The efficacy of drugs was based on the responsive outcome variable measured. Thus, patient-reported outcome measurement (PROM) was measured on a VAS scale rather than a clinical outcome assessment. The performance outcome cannot be measured directly. Duration of the study is short; so long term effects of the desensitizer and remineralizer were not assessed. The present study is aimed at measuring the reduction in the sensitivity only. However, studies with increased sample size with prolonged duration are needed to test the remineralizing capacity of the Gc tooth mousse plus in relation to the reduction in the number of enamel cracks and hence the reduction in the sensitivity. The surface characteristics of the enamel cannot be assessed by this in vivo study.

Conclusions

  1. Debonding may lead to a short term increase in tooth sensitivity.

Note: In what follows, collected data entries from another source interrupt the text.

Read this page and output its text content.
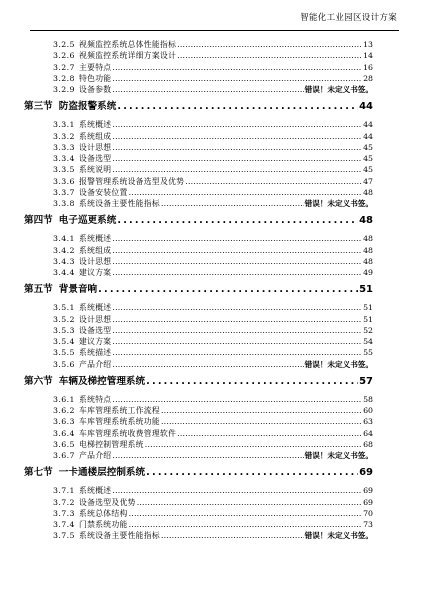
智能化工业园区设计方案
3.2.5 视频监控系统总体性能指标 .....	13
3.2.6 视频监控系统详细方案设计 .....	14
3.2.7 主要特点 .....	16
3.2.8 特色功能 .....	28
3.2.9 设备参数 .....	错误！未定义书签。
第三节 防盗报警系统 .....	44
3.3.1 系统概述 .....	44
3.3.2 系统组成 .....	44
3.3.3 设计思想 .....	45
3.3.4 设备选型 .....	45
3.3.5 系统说明 .....	45
3.3.6 报警管理系统设备选型及优势 .....	47
3.3.7 设备安装位置 .....	48
3.3.8 系统设备主要性能指标 .....	错误！未定义书签。
第四节 电子巡更系统 .....	48
3.4.1 系统概述 .....	48
3.4.2 系统组成 .....	48
3.4.3 设计思想 .....	48
3.4.4 建议方案 .....	49
第五节 背景音响 .....	51
3.5.1 系统概述 .....	51
3.5.2 设计思想 .....	51
3.5.3 设备选型 .....	52
3.5.4 建议方案 .....	54
3.5.5 系统描述 .....	55
3.5.6 产品介绍 .....	错误！未定义书签。
第六节 车辆及梯控管理系统 .....	57
3.6.1 系统特点 .....	58
3.6.2 车库管理系统工作流程 .....	60
3.6.3 车库管理系统系统功能 .....	63
3.6.4 车库管理系统收费管理软件 .....	64
3.6.5 电梯控制管理系统 .....	68
3.6.7 产品介绍 .....	错误！未定义书签。
第七节 一卡通楼层控制系统 .....	69
3.7.1 系统概述 .....	69
3.7.2 设备选型及优势 .....	69
3.7.3 系统总体结构 .....	70
3.7.4 门禁系统功能 .....	73
3.7.5 系统设备主要性能指标 .....	错误！未定义书签。
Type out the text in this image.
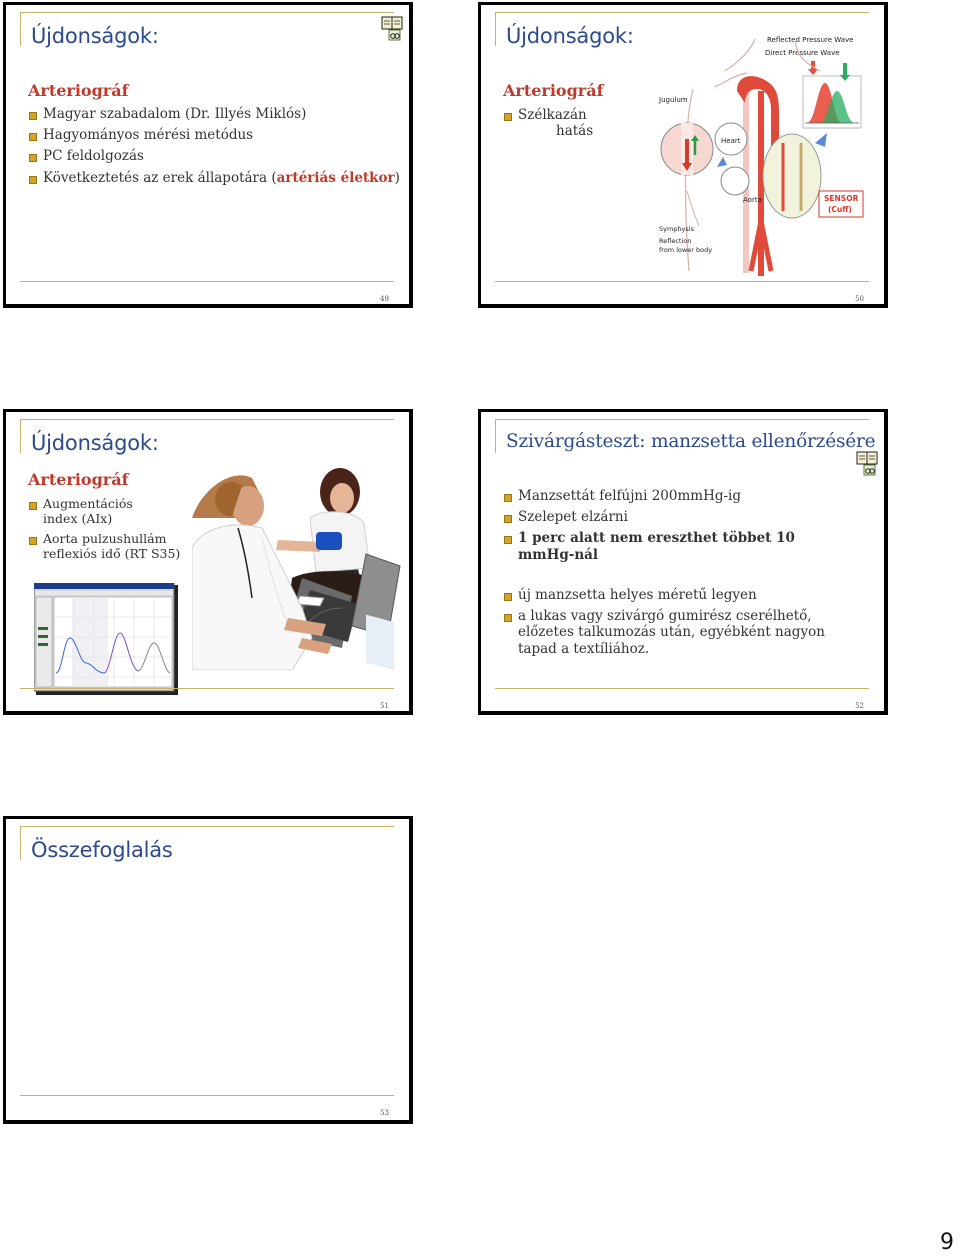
Újdonságok:
Arteriográf
Magyar szabadalom (Dr. Illyés Miklós)
Hagyományos mérési metódus
PC feldolgozás
Következtetés az erek állapotára (artériás életkor)
49
Újdonságok:
Arteriográf
Szélkazán
hatás
Reflected Pressure Wave
Direct Pressure Wave
Jugulum
Heart
Aorta	SENSOR
(Cuff)
Symphysis
Reflection
from lower body
50
Újdonságok:
Arteriográf
Augmentációs
index (AIx)
Aorta pulzushullám
reflexiós idő (RT S35)
51
Szivárgásteszt: manzsetta ellenőrzésére
Manzsettát felfújni 200mmHg-ig
Szelepet elzárni
1 perc alatt nem ereszthet többet 10 mmHg-nál
új manzsetta helyes méretű legyen
a lukas vagy szivárgó gumirész cserélhető, előzetes talkumozás után, egyébként nagyon tapad a textíliához.
52
Összefoglalás
53
9
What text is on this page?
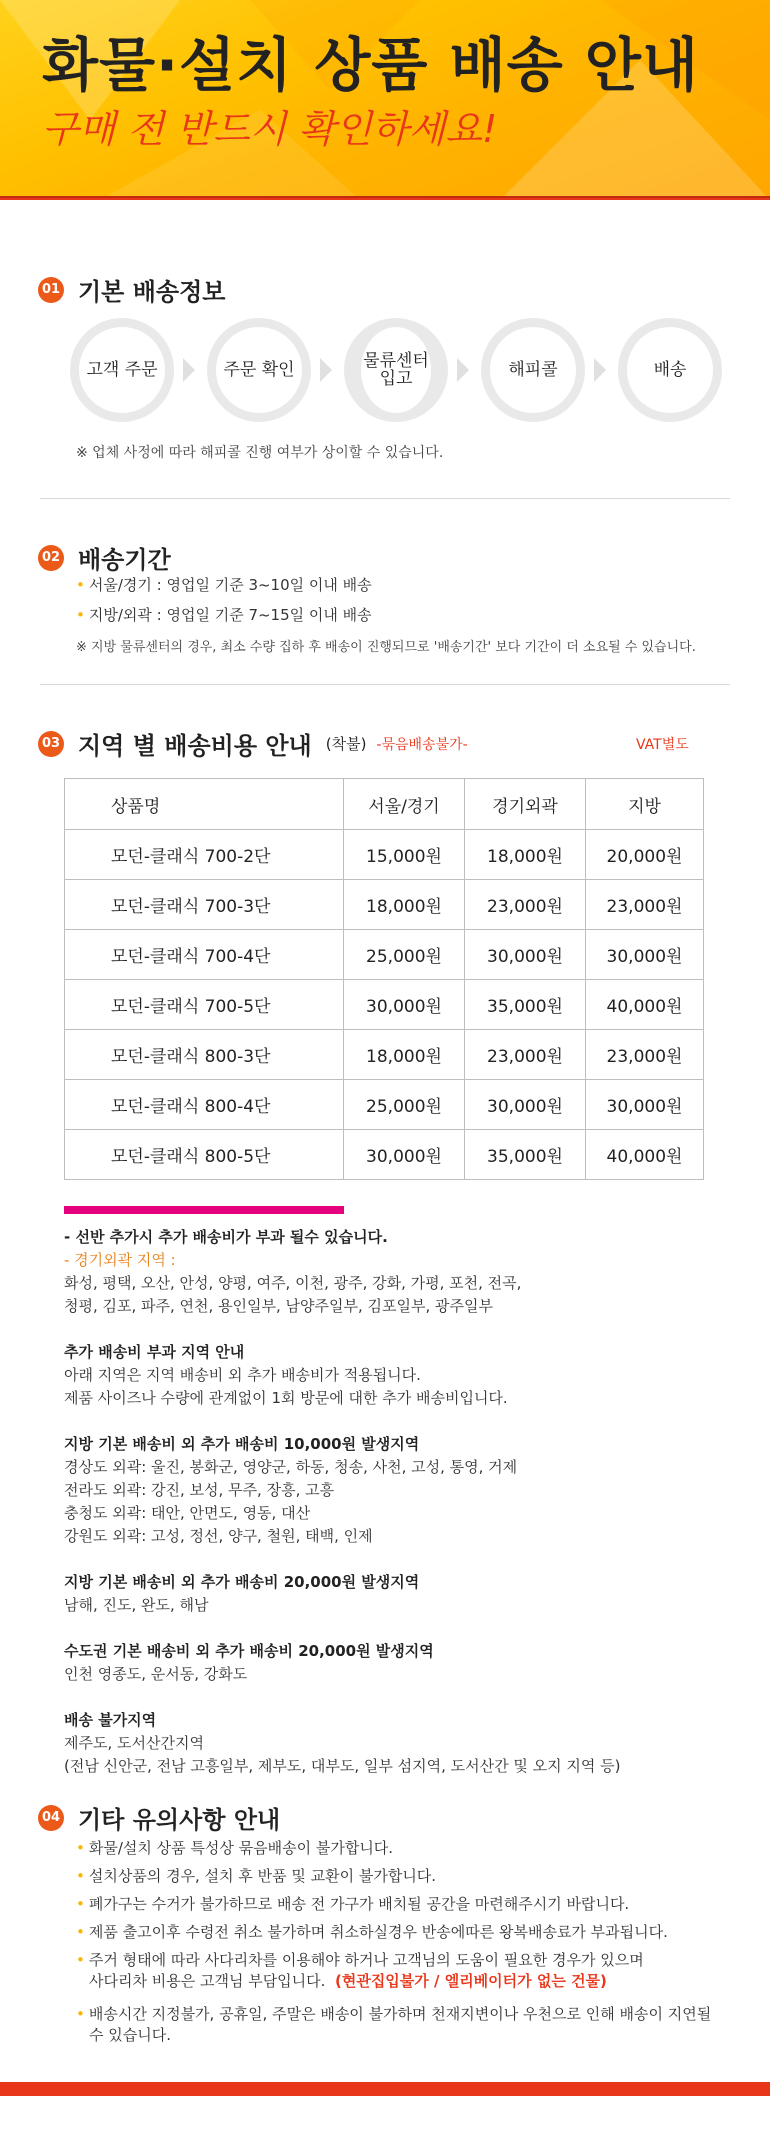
화물·설치 상품 배송 안내
구매 전 반드시 확인하세요!
01 기본 배송정보
고객 주문	주문 확인	물류센터 입고	해피콜	배송
※ 업체 사정에 따라 해피콜 진행 여부가 상이할 수 있습니다.
02 배송기간
• 서울/경기 : 영업일 기준 3~10일 이내 배송
• 지방/외곽 : 영업일 기준 7~15일 이내 배송
※ 지방 물류센터의 경우, 최소 수량 집하 후 배송이 진행되므로 '배송기간' 보다 기간이 더 소요될 수 있습니다.
03 지역 별 배송비용 안내 (착불) -묶음배송불가-	VAT별도
상품명	서울/경기	경기외곽	지방
모던-클래식 700-2단	15,000원	18,000원	20,000원
모던-클래식 700-3단	18,000원	23,000원	23,000원
모던-클래식 700-4단	25,000원	30,000원	30,000원
모던-클래식 700-5단	30,000원	35,000원	40,000원
모던-클래식 800-3단	18,000원	23,000원	23,000원
모던-클래식 800-4단	25,000원	30,000원	30,000원
모던-클래식 800-5단	30,000원	35,000원	40,000원
- 선반 추가시 추가 배송비가 부과 될수 있습니다.
- 경기외곽 지역 :
화성, 평택, 오산, 안성, 양평, 여주, 이천, 광주, 강화, 가평, 포천, 전곡,
청평, 김포, 파주, 연천, 용인일부, 남양주일부, 김포일부, 광주일부
추가 배송비 부과 지역 안내
아래 지역은 지역 배송비 외 추가 배송비가 적용됩니다.
제품 사이즈나 수량에 관계없이 1회 방문에 대한 추가 배송비입니다.
지방 기본 배송비 외 추가 배송비 10,000원 발생지역
경상도 외곽: 울진, 봉화군, 영양군, 하동, 청송, 사천, 고성, 통영, 거제
전라도 외곽: 강진, 보성, 무주, 장흥, 고흥
충청도 외곽: 태안, 안면도, 영동, 대산
강원도 외곽: 고성, 정선, 양구, 철원, 태백, 인제
지방 기본 배송비 외 추가 배송비 20,000원 발생지역
남해, 진도, 완도, 해남
수도권 기본 배송비 외 추가 배송비 20,000원 발생지역
인천 영종도, 운서동, 강화도
배송 불가지역
제주도, 도서산간지역
(전남 신안군, 전남 고흥일부, 제부도, 대부도, 일부 섬지역, 도서산간 및 오지 지역 등)
04 기타 유의사항 안내
• 화물/설치 상품 특성상 묶음배송이 불가합니다.
• 설치상품의 경우, 설치 후 반품 및 교환이 불가합니다.
• 폐가구는 수거가 불가하므로 배송 전 가구가 배치될 공간을 마련해주시기 바랍니다.
• 제품 출고이후 수령전 취소 불가하며 취소하실경우 반송에따른 왕복배송료가 부과됩니다.
• 주거 형태에 따라 사다리차를 이용해야 하거나 고객님의 도움이 필요한 경우가 있으며
사다리차 비용은 고객님 부담입니다. (현관집입불가 / 엘리베이터가 없는 건물)
• 배송시간 지정불가, 공휴일, 주말은 배송이 불가하며 천재지변이나 우천으로 인해 배송이 지연될
수 있습니다.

  2. From this study, it is clear that both the Gluma desensitizer and the GC tooth mousse plus are equally effective in providing immediate relief, and their effect was maintained up to 7days irrespective of the stimulus used in the study.

  3. GC tooth mousse plus seems to have the upper hand in providing immediate relief from sensitivity; however, the difference in sensitivity reduction between the two medicaments is not statistically discernible.

  4. For evaluating the remineralizing capacity of Gc tooth mousse plus a further study has to be carried out over a long term duration.